This section overviews conceptual changes and is not an all-inclusive statement of changes. It is intended to provide background information.
Removed CGLIB Dependency
As the compiler generates all the byte code to access event properties and call methods we removed the CGLIB library as a dependency entirely.
ANTLR Jar Dependency Only at Compile-Time
Only the compiler needs the ANTLR library and the runtime does not need ANTLR anymore. The only dependency of the runtime is the SLF4J library.
Public API Names
In Esper 8 the compiler and runtime and replace the service provider of Esper 7. The term "service provider" and "engine" were thus replaced by runtime. The resulting name changes in the public API are substantial. Some of the renamed classes are listed below. Please consult the API-migration doc for a table on impacted classes.
EPServiceProviderManager
is nowEPRuntimeProvider
EPServiceProvider
is nowEPRuntime
EPRuntime
is nowEPEventService
EPAdministrator
is nowEPDeploymentService
Names for Statements, Event Types, Named Windows, Tables, Variables, Contexts, Expressions, Scripts and Indexes
The compiler does not have access to deployment-time names and therefore cannot determine whether a name is already used or not.
For example, an EPL module defines a statement by name "A" using "@name('A')". The statement name may already be used by another statement in the runtime environment. In Esper-7 a statement name was unique across the runtime and Esper-7 simply generated a new statement name. Generating a new name however is not an option for variable names, context names, named window names and others.
Therefore in Esper-8 a name is unique in combination with the deployment-id. This is true for all names such as statement name, context name, variable name and others.
For example, an EPL module may define a statement by name "A". The compiler compiles the module to byte code. The runtime deploys the byte code using deployment id 'D1'. The statement is uniquely named as a combination of deployment id and statement name. The combined key is {deploymentId='D1', statementName='A'}.
This change meant that all APIs that handle names must take the deployment id as an additional parameter or must return the deployment id as part of the result. Your application must iterate and find statements using deployment ids.
EPL Module as the Source Code Unit
EPL modules consist of EPL statements. The compiler compiles EPL modules to byte code and you can deploy that byte code to the runtime. Any single EPL statement must be part of a module for compiling and deploying.
Esper-8 thus removes the single EPL statement as a unit and removes the "createEPL" methods for creating a single statement. It also removes the statement lifecycle, therefore the statement "stop", "start" and "destroy" methods are removed. They are replaced by "deploy" and "undeploy" for byte code and deployment lifecycle.
Configuration
The compiler and runtime are now completely separated. This meant that the configuration that applies to the compiler needed to be separated from the configuration that applies to the runtime.
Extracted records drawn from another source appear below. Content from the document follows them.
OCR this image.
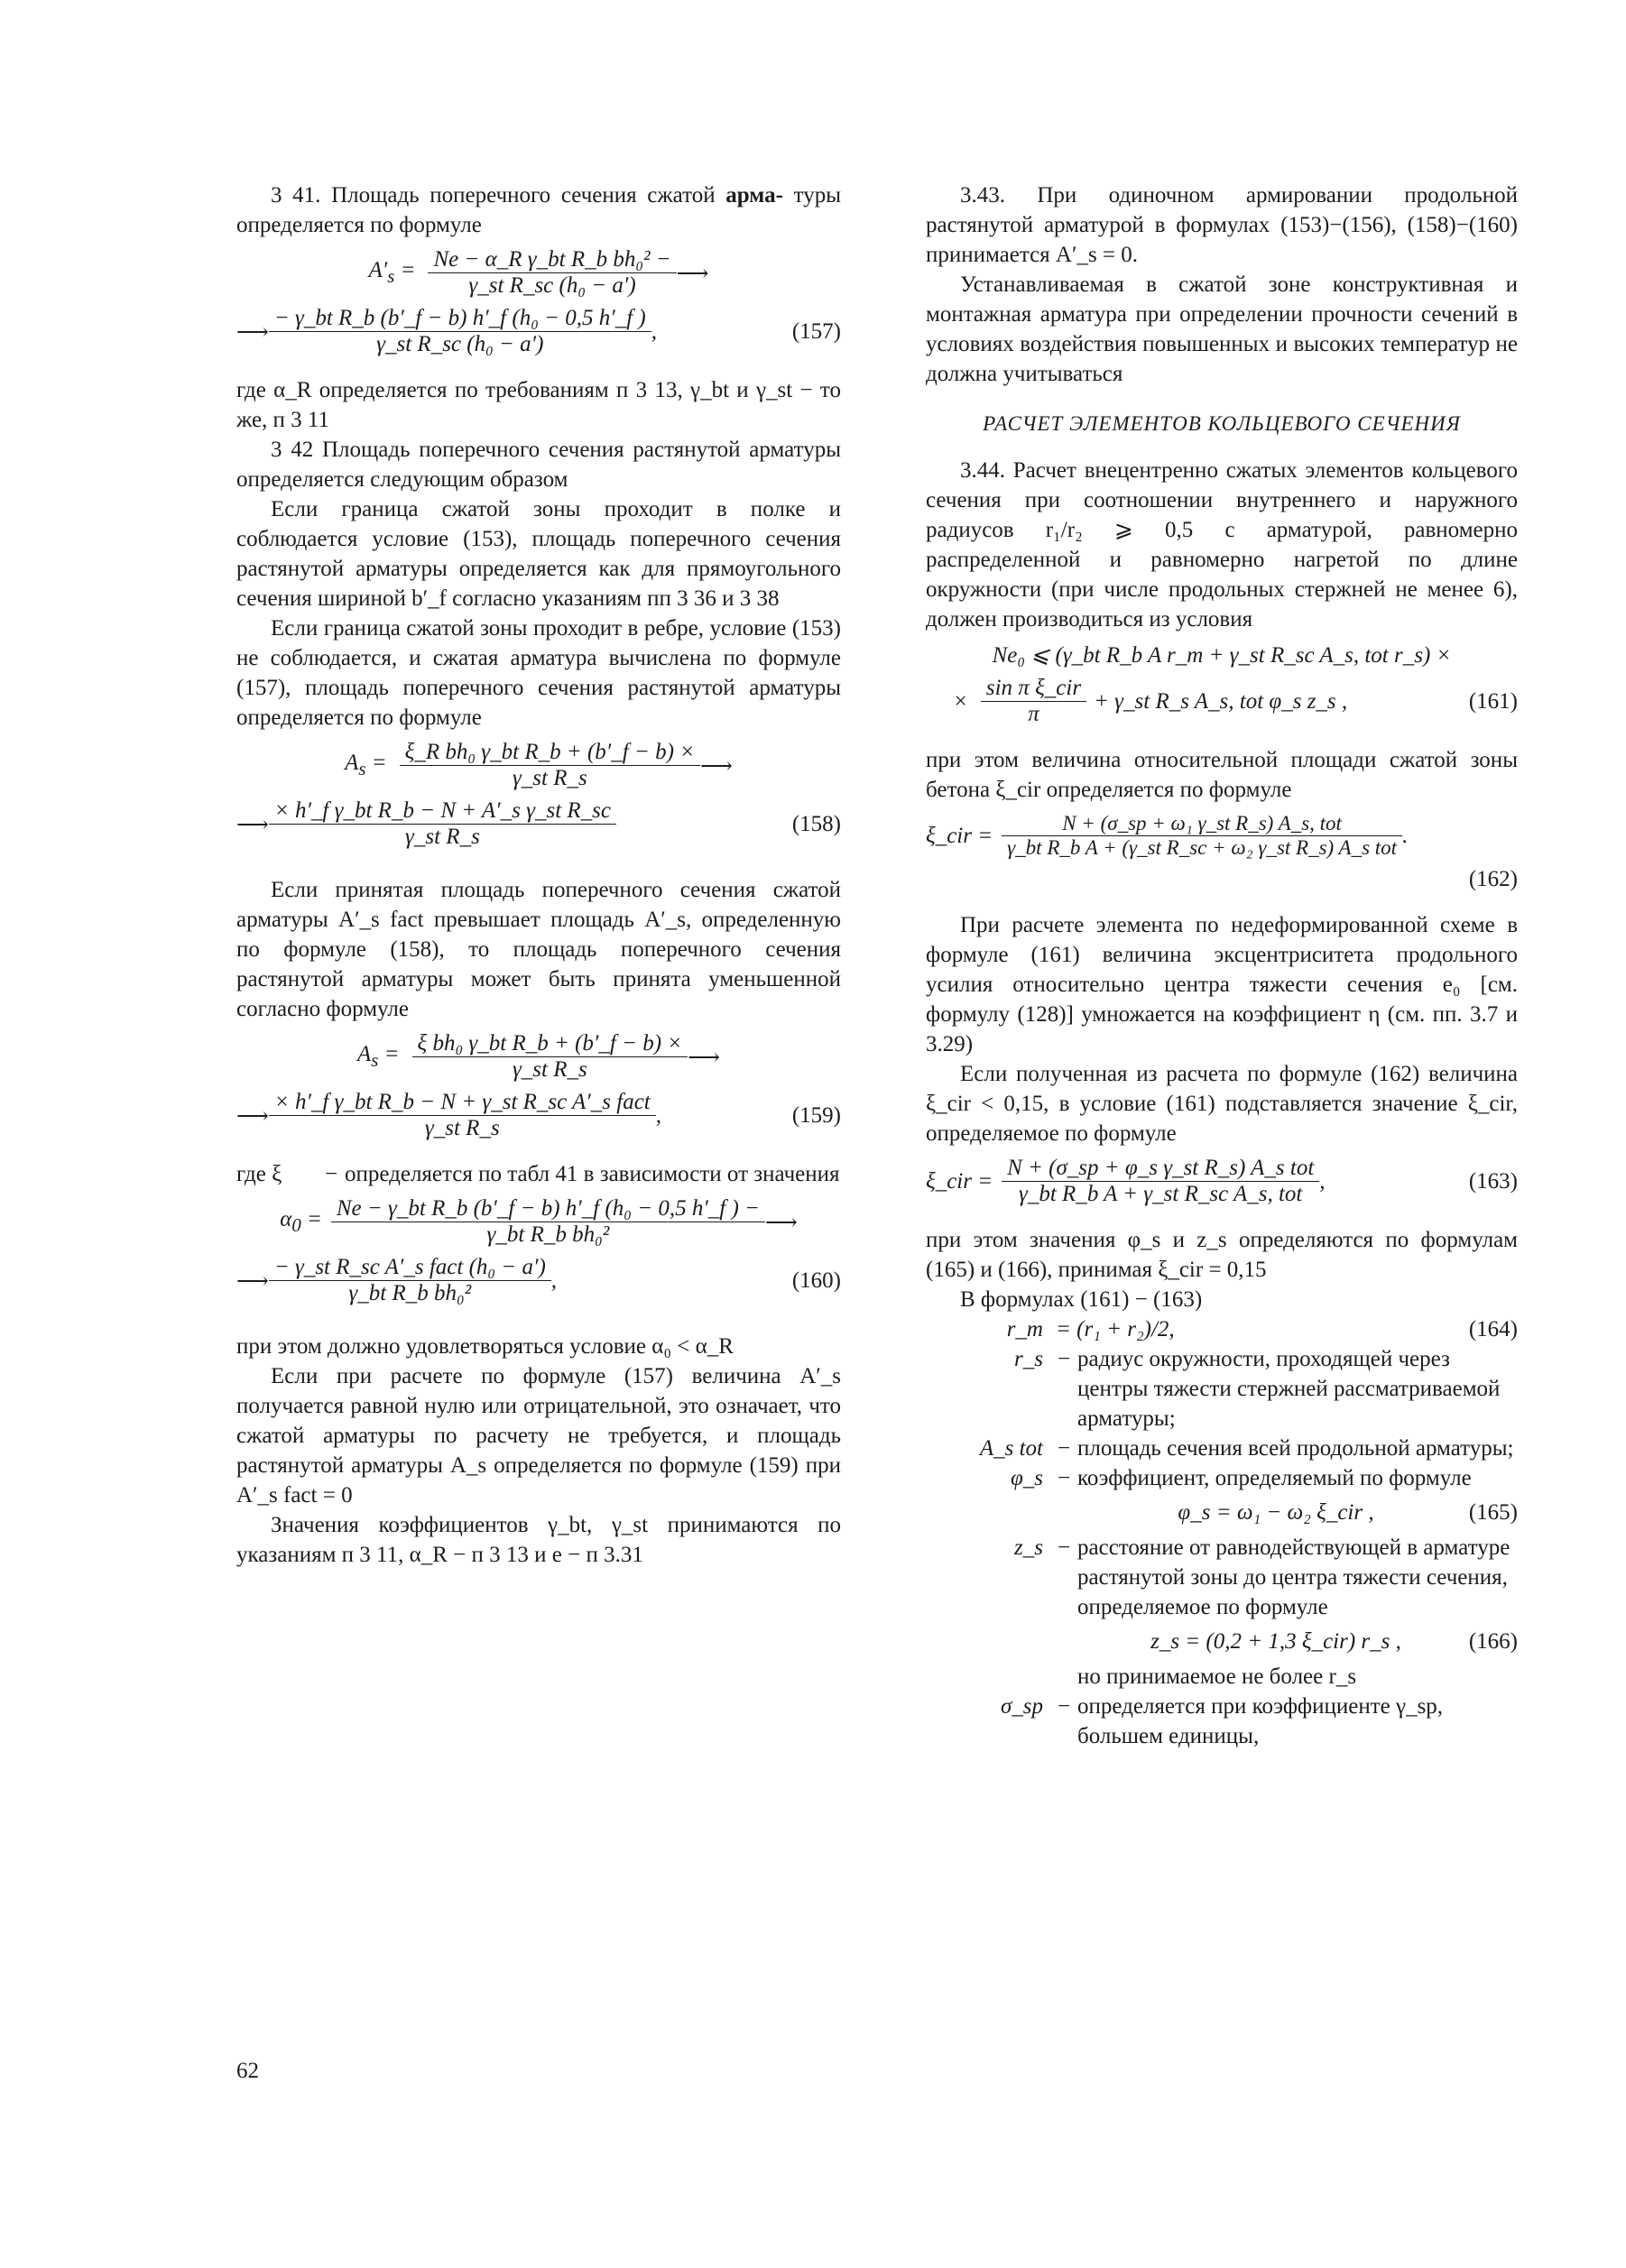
3 41. Площадь поперечного сечения сжатой арма- туры определяется по формуле

$A'_s = \frac{\text{Ne − α\_R γ\_bt R\_b bh₀² −}}{\text{γ\_st R\_sc (h₀ − a′)}}$ ⟶
⟶ $\frac{\text{− γ\_bt R\_b (b′\_f − b) h′\_f (h₀ − 0,5 h′\_f )}}{\text{γ\_st R\_sc (h₀ − a′)}}$ ,	(157)

где α_R определяется по требованиям п 3 13, γ_bt и γ_st − то же, п 3 11

3 42 Площадь поперечного сечения растянутой арматуры определяется следующим образом

Если граница сжатой зоны проходит в полке и соблюдается условие (153), площадь поперечного сечения растянутой арматуры определяется как для прямоугольного сечения шириной b′_f согласно указаниям пп 3 36 и 3 38

Если граница сжатой зоны проходит в ребре, условие (153) не соблюдается, и сжатая арматура вычислена по формуле (157), площадь поперечного сечения растянутой арматуры определяется по формуле

$A_s = \frac{\text{ξ\_R bh₀ γ\_bt R\_b + (b′\_f − b) ×}}{\text{γ\_st R\_s}}$ ⟶
⟶ $\frac{\text{× h′\_f γ\_bt R\_b − N + A′\_s γ\_st R\_sc}}{\text{γ\_st R\_s}}$	(158)

Если принятая площадь поперечного сечения сжатой арматуры A′_s fact превышает площадь A′_s, определенную по формуле (158), то площадь поперечного сечения растянутой арматуры может быть принята уменьшенной согласно формуле

$A_s = \frac{\text{ξ bh₀ γ\_bt R\_b + (b′\_f − b) ×}}{\text{γ\_st R\_s}}$ ⟶
⟶ $\frac{\text{× h′\_f γ\_bt R\_b − N + γ\_st R\_sc A′\_s fact}}{\text{γ\_st R\_s}}$ ,	(159)
где ξ	− определяется по табл 41 в зависимости от значения
$\alpha_0 = \frac{\text{Ne − γ\_bt R\_b (b′\_f − b) h′\_f (h₀ − 0,5 h′\_f ) −}}{\text{γ\_bt R\_b bh₀²}}$ ⟶
⟶ $\frac{\text{− γ\_st R\_sc A′\_s fact (h₀ − a′)}}{\text{γ\_bt R\_b bh₀²}}$ ,	(160)

при этом должно удовлетворяться условие α₀ < α_R

Если при расчете по формуле (157) величина A′_s получается равной нулю или отрицательной, это означает, что сжатой арматуры по расчету не требуется, и площадь растянутой арматуры A_s определяется по формуле (159) при A′_s fact = 0

Значения коэффициентов γ_bt, γ_st принимаются по указаниям п 3 11, α_R − п 3 13 и e − п 3.31

3.43. При одиночном армировании продольной растянутой арматурой в формулах (153)−(156), (158)−(160) принимается A′_s = 0.

Устанавливаемая в сжатой зоне конструктивная и монтажная арматура при определении прочности сечений в условиях воздействия повышенных и высоких температур не должна учитываться

РАСЧЕТ ЭЛЕМЕНТОВ КОЛЬЦЕВОГО СЕЧЕНИЯ

3.44. Расчет внецентренно сжатых элементов кольцевого сечения при соотношении внутреннего и наружного радиусов r₁/r₂ ⩾ 0,5 с арматурой, равномерно распределенной и равномерно нагретой по длине окружности (при числе продольных стержней не менее 6), должен производиться из условия

Ne₀ ⩽ (γ_bt R_b A r_m + γ_st R_sc A_s, tot r_s) ×
× $\frac{\text{sin π ξ\_cir}}{\pi}$ + γ_st R_s A_s, tot φ_s z_s ,	(161)

при этом величина относительной площади сжатой зоны бетона ξ_cir определяется по формуле

ξ_cir = $\frac{\text{N + (σ\_sp + ω₁ γ\_st R\_s) A\_s, tot}}{\text{γ\_bt R\_b A + (γ\_st R\_sc + ω₂ γ\_st R\_s) A\_s tot}}$ .
(162)

При расчете элемента по недеформированной схеме в формуле (161) величина эксцентриситета продольного усилия относительно центра тяжести сечения e₀ [см. формулу (128)] умножается на коэффициент η (см. пп. 3.7 и 3.29)

Если полученная из расчета по формуле (162) величина ξ_cir < 0,15, в условие (161) подставляется значение ξ_cir, определяемое по формуле

ξ_cir = $\frac{\text{N + (σ\_sp + φ\_s γ\_st R\_s) A\_s tot}}{\text{γ\_bt R\_b A + γ\_st R\_sc A\_s, tot}}$ ,	(163)

при этом значения φ_s и z_s определяются по формулам (165) и (166), принимая ξ_cir = 0,15

В формулах (161) − (163)

r_m = (r₁ + r₂)/2,	(164)
r_s − радиус окружности, проходящей через центры тяжести стержней рассматриваемой арматуры;
A_s tot − площадь сечения всей продольной арматуры;
φ_s − коэффициент, определяемый по формуле
φ_s = ω₁ − ω₂ ξ_cir ,	(165)
z_s − расстояние от равнодействующей в арматуре растянутой зоны до центра тяжести сечения, определяемое по формуле
z_s = (0,2 + 1,3 ξ_cir) r_s ,	(166)
но принимаемое не более r_s
σ_sp − определяется при коэффициенте γ_sp, большем единицы,
62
There are some common parts to configuration that can apply at compile-time and at runtime.
Keeping one configuration object that contains a common, a compiler and a runtime configuration is easiest to use. It however means that existing configuration must all migrate to one of the 3 sections.
In effect this means the configuration XML now has a <common>
, <compiler>
and <runtime>
. In turn the configuration class offers Configuration#getCommon, Configuration#getCompiler and Configuration#getRuntime.
Bean Event Types
One of the issues that users of Esper-7 had trouble with was the fact that Esper-7 identified Bean-style event types by class disallowing use of the same class to represent multiple event types without subclassing. Esper-8 identifies a Bean-style event type by name that consistent with all other event types.
In Esper-7 the from-clause could specify a full-qualified or otherwise resolvable class name and Esper-7 would dynamically allocate a bean event type for the same fully-qualified class name. With the compiler architecture this behavior would cause implicit type references.
In Esper-8 all event types are either preconfigured or allocated using create schema
or insert into
.
Duplicate Listener Interfaces
In Esper-7 there were two types of listeners. Esper-8 simplifies the listener interface into a single UpdateListener
interface.
Subscribers
As the compiler produces byte code for delivering results to subscribers, that byte code is unnecessary for applications that don't use subscribers. In Esper-8 there is a new setting to control whether the compile produces byte code for subscribers.
Substitution Parameters
In many cases the compiler must know the type of the substitution parameter to ensure type-safety. Therefore Esper-8 supports a type name for substitution parameters, using "?:name:type". The compiler must assume Object-type in case the EPL does not provide a type.